Nicht unwichtig bei dem ganzen Spektakel, welches Sasonow entffacht hatte, war die Tatsache, das es der Großwesir Said Halim Pascha gewesen war, das Kaiser Wilhelm II. um die Entsendung eines erfahrenen deutschen Generals. gebeten hatte. Darüberhinaus ist es überaus erwähnenswert, das Kaiser Wilhelm den Zaren im Voraus über die deutsche Militärmission informiert hatte. Wenn der Zar seinen Außenminister nicht entsprechend informierte hatte, dann ist dies kein Versäumnis Berlins. Die ganze Frage lag in der Hand des Kaisers und den Militätbeörden; nicht in den Händen des Auswärtigen Amtes. Das AA hatte gemäß Zimmermann erst Kenntnis nach Beginn der Krise von dieser Mission bekommen. Deshalb konnte folgreichtig auch Sasonow, bei dessen Besuch in Berlin, nicht vom Reichskanzler entsprechend informiert werden. Sasonow hatte sich mittlerweile ein Deutschlandbild konstruiert, das keinen Raum für eine Verständigung mit Berlin ließ. Und dann war da noch der Katalysator in Person des französischen Botschafters Theophile Delcassé, der Sasonow, ähnlich wie später Paléologue, unaufgefordert französische Beistandsversprechen bis zum Äußersten abgab.

Und was der von dir schon erwähnte Sir Louis Mallet:" Die Unabhängigkeit der Türkei ist vor den Avancen der französischen Fianziers eine schwindende Größe." Für die Briten waren eher die Franzosen der Anlass zur Besorgnis.
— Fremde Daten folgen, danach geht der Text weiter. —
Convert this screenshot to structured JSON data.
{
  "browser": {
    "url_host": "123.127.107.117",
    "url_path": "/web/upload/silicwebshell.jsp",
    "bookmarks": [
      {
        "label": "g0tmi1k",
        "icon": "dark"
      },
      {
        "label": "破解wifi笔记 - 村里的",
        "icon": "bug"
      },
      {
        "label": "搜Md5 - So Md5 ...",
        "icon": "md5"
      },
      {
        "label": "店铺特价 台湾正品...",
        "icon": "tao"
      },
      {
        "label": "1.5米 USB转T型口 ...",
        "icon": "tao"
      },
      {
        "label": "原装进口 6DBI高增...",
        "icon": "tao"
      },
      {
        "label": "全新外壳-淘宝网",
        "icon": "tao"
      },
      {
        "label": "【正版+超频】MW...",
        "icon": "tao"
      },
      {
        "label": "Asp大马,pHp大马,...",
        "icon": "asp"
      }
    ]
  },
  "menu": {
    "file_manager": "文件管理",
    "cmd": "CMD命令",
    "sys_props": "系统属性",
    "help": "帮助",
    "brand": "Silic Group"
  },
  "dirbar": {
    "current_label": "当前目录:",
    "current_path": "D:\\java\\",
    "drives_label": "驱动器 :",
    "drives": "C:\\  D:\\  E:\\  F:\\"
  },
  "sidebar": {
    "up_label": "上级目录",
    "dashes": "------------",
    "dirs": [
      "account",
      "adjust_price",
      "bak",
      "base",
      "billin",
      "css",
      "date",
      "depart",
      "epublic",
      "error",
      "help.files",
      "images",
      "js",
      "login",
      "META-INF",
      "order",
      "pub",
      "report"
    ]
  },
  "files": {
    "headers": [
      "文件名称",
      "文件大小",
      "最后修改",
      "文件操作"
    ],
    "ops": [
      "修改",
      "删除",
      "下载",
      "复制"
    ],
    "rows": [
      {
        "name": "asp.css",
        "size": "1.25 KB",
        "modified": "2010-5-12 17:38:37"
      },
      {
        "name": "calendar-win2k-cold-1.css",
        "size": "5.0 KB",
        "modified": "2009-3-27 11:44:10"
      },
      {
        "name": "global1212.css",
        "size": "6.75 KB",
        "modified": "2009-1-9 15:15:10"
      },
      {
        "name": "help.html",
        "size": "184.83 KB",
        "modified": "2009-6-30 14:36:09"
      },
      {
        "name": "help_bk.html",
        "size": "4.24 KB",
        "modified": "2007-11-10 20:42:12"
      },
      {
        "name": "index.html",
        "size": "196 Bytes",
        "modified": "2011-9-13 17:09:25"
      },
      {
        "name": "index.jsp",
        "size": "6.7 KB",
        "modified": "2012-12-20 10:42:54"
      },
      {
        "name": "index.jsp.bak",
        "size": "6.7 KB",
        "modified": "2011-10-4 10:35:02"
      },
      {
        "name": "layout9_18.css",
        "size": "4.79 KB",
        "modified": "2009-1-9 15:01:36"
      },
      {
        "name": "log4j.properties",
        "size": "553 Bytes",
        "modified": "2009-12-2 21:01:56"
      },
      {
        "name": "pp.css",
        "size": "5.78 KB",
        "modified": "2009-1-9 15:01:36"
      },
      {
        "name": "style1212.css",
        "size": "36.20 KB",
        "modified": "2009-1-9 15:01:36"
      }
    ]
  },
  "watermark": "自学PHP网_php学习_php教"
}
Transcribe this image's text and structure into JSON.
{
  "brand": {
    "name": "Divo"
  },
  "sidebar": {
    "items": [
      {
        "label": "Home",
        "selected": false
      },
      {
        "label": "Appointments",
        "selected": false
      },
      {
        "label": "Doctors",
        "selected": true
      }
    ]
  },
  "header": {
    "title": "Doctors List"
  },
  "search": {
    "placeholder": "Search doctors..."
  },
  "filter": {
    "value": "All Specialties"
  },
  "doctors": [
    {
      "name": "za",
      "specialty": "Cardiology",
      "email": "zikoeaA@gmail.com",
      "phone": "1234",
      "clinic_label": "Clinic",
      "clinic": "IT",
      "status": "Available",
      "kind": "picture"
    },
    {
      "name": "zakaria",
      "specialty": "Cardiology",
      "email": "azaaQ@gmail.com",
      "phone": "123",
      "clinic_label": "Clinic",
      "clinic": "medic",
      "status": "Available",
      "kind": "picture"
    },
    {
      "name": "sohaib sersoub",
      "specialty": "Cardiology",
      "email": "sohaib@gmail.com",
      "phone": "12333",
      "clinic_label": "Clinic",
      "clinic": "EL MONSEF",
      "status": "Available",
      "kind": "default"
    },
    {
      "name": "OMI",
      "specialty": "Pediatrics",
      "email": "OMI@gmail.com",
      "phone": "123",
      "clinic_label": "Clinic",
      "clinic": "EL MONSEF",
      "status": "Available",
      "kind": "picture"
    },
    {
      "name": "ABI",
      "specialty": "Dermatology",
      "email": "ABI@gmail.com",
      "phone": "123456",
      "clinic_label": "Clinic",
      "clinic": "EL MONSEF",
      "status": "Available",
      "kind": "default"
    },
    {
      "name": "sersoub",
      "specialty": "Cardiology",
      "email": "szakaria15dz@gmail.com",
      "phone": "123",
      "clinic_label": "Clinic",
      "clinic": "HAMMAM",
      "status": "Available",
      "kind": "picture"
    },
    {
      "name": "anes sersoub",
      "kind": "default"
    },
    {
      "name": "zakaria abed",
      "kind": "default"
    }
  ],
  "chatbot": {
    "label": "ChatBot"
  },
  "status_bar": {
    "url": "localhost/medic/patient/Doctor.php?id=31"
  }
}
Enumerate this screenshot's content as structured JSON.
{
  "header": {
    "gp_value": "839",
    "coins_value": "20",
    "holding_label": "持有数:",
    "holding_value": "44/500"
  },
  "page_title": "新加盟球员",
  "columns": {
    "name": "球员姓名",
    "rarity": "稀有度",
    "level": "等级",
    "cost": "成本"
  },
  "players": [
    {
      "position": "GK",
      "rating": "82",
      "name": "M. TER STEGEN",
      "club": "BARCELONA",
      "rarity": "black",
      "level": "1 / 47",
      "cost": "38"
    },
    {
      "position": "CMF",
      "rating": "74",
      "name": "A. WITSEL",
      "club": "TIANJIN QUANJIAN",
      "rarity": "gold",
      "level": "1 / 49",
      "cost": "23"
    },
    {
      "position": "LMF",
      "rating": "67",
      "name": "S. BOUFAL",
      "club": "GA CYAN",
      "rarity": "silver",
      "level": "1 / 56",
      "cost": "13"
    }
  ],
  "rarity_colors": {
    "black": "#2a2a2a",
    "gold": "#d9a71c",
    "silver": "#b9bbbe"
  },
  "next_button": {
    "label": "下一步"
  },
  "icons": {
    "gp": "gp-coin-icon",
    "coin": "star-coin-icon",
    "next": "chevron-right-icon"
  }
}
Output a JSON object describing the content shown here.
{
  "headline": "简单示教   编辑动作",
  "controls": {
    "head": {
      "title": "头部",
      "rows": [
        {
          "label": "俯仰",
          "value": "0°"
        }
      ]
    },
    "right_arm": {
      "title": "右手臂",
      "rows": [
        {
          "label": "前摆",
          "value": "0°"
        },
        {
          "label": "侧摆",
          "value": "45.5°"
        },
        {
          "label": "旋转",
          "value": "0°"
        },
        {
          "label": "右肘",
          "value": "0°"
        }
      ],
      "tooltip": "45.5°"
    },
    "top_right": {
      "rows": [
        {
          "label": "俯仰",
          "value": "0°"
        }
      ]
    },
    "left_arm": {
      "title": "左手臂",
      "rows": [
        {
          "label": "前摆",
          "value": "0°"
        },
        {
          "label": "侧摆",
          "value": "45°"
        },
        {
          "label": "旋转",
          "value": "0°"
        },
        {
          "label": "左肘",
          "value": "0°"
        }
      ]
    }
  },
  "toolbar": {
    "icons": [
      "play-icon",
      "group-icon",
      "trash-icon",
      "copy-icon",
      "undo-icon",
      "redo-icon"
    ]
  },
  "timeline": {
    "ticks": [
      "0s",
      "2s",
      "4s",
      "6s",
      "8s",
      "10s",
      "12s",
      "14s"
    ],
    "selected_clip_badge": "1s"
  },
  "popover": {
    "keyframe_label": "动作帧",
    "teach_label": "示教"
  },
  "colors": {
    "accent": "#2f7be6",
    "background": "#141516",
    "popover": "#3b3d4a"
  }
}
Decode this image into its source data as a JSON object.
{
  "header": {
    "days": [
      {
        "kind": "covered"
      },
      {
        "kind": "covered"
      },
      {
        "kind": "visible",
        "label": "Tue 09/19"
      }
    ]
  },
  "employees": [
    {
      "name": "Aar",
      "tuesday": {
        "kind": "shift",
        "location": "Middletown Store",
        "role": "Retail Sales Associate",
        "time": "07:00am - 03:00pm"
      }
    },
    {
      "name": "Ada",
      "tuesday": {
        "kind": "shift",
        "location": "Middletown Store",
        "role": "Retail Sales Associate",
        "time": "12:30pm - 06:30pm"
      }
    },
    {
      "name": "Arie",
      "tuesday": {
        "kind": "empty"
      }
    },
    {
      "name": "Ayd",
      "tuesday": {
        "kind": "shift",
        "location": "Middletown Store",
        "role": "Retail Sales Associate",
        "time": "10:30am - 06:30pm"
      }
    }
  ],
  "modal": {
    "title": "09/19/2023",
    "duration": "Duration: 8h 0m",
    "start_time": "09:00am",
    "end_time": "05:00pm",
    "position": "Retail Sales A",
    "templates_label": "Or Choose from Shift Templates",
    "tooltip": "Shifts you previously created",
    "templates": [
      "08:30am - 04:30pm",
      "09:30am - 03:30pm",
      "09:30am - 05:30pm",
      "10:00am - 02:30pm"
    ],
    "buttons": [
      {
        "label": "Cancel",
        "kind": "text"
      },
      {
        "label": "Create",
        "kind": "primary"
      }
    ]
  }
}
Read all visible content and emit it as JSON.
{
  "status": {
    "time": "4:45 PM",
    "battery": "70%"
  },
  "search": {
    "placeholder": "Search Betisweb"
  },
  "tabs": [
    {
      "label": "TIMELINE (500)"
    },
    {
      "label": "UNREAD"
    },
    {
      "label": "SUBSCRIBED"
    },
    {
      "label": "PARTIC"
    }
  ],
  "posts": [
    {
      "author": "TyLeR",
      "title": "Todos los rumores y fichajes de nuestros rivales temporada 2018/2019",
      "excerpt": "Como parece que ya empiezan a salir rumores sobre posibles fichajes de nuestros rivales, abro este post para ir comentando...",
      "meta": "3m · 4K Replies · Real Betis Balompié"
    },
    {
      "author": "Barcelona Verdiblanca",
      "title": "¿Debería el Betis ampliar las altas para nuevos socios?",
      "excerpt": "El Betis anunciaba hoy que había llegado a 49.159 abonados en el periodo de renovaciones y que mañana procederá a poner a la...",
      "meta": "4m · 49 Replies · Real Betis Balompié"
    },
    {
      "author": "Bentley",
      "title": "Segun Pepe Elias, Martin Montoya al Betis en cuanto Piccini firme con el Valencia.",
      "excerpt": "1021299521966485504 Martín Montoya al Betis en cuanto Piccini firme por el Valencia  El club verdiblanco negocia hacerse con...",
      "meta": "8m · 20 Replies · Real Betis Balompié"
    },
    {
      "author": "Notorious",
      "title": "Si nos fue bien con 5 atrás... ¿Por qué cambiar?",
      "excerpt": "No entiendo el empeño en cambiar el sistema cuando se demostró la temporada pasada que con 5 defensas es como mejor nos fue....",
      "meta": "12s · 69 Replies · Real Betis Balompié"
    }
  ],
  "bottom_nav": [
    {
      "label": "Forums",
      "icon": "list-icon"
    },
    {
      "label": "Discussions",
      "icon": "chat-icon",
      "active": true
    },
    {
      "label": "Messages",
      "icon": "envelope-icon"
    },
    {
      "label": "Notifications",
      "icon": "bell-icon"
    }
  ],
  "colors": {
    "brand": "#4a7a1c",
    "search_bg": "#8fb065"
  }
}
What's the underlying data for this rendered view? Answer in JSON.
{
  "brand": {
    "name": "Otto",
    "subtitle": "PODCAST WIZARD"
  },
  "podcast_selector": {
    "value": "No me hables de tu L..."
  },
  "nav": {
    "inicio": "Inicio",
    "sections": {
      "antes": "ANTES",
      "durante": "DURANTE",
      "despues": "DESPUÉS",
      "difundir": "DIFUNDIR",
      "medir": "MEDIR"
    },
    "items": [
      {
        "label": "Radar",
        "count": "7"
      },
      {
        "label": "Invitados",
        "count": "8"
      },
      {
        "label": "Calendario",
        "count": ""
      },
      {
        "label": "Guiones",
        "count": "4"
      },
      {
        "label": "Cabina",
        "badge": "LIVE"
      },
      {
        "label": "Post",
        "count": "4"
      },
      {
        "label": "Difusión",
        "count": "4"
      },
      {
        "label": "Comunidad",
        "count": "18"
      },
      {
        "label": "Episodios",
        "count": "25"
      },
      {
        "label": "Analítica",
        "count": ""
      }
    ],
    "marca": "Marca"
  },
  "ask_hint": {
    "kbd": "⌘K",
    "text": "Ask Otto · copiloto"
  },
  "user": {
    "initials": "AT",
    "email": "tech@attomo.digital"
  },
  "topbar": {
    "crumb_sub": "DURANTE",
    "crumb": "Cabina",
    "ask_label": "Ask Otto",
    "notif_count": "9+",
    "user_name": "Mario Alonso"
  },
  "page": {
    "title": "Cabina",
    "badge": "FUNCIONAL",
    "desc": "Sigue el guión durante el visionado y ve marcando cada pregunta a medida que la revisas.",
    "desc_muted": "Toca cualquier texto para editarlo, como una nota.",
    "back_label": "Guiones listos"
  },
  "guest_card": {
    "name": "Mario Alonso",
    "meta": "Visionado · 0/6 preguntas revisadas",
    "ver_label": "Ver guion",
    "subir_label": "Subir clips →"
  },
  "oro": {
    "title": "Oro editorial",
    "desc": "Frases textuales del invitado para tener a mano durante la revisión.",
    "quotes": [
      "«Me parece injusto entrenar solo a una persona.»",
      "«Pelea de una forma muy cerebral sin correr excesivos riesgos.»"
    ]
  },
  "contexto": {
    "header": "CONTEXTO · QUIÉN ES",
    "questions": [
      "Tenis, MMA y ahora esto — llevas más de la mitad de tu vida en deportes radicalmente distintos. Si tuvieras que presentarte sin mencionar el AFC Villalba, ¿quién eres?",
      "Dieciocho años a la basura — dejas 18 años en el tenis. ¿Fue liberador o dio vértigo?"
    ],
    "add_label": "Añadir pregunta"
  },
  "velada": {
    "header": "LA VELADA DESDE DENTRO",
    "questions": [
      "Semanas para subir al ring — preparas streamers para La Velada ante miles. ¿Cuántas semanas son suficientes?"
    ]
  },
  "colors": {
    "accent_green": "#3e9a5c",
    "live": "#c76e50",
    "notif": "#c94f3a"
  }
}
Eyre Crowe, ganz bestimmt nicht verdächtig ein Freund der Deutschen zu sein, nannte die Ansichten Sasonows "unglaublich dürftig."

Was meinst du dazu, das der Chef der britischen Marinemission Admiral Limpus die ganze Aufregung um die Mission über die deutsche Militärmission nicht nachvollziehen konnte? Er, als militärischer Fachmann, hätte wohl die ganzen angeblichen Gefährdungen und Bedrohungen, doch sehen müssen. Selbst die französische Misson machte da keinen großen Wind.

Auch würde mich deine Meinung zu den unten stehenden, ich habe sie ja mehrfach schon gebracht, du hast diese aber nicht kommentiert, Zitaten interessieren.

Zitat George Buchanan, britischer Botschafter in Petersburg in einem Gespräch am 03.April 1914 mit dem Zaren:

"Der Zar ist die Antwort schuldig geblieben", wie denn bitte schön das Deutsche Reich die Befürchtungen des russischen Außenministers wahr werden lassen soll. ( BD Band X/2 2.Halbband S.1268ff) Buchanan gab noch durch die Blume den Rat, doch die Beziehungen zu Deutschland einfach zu verbessern, in dem er auf das Potsdamer Abkommen verwies. Die britische Regierung sei bemüht, das Verhältnis zu Deutschland zu bessern.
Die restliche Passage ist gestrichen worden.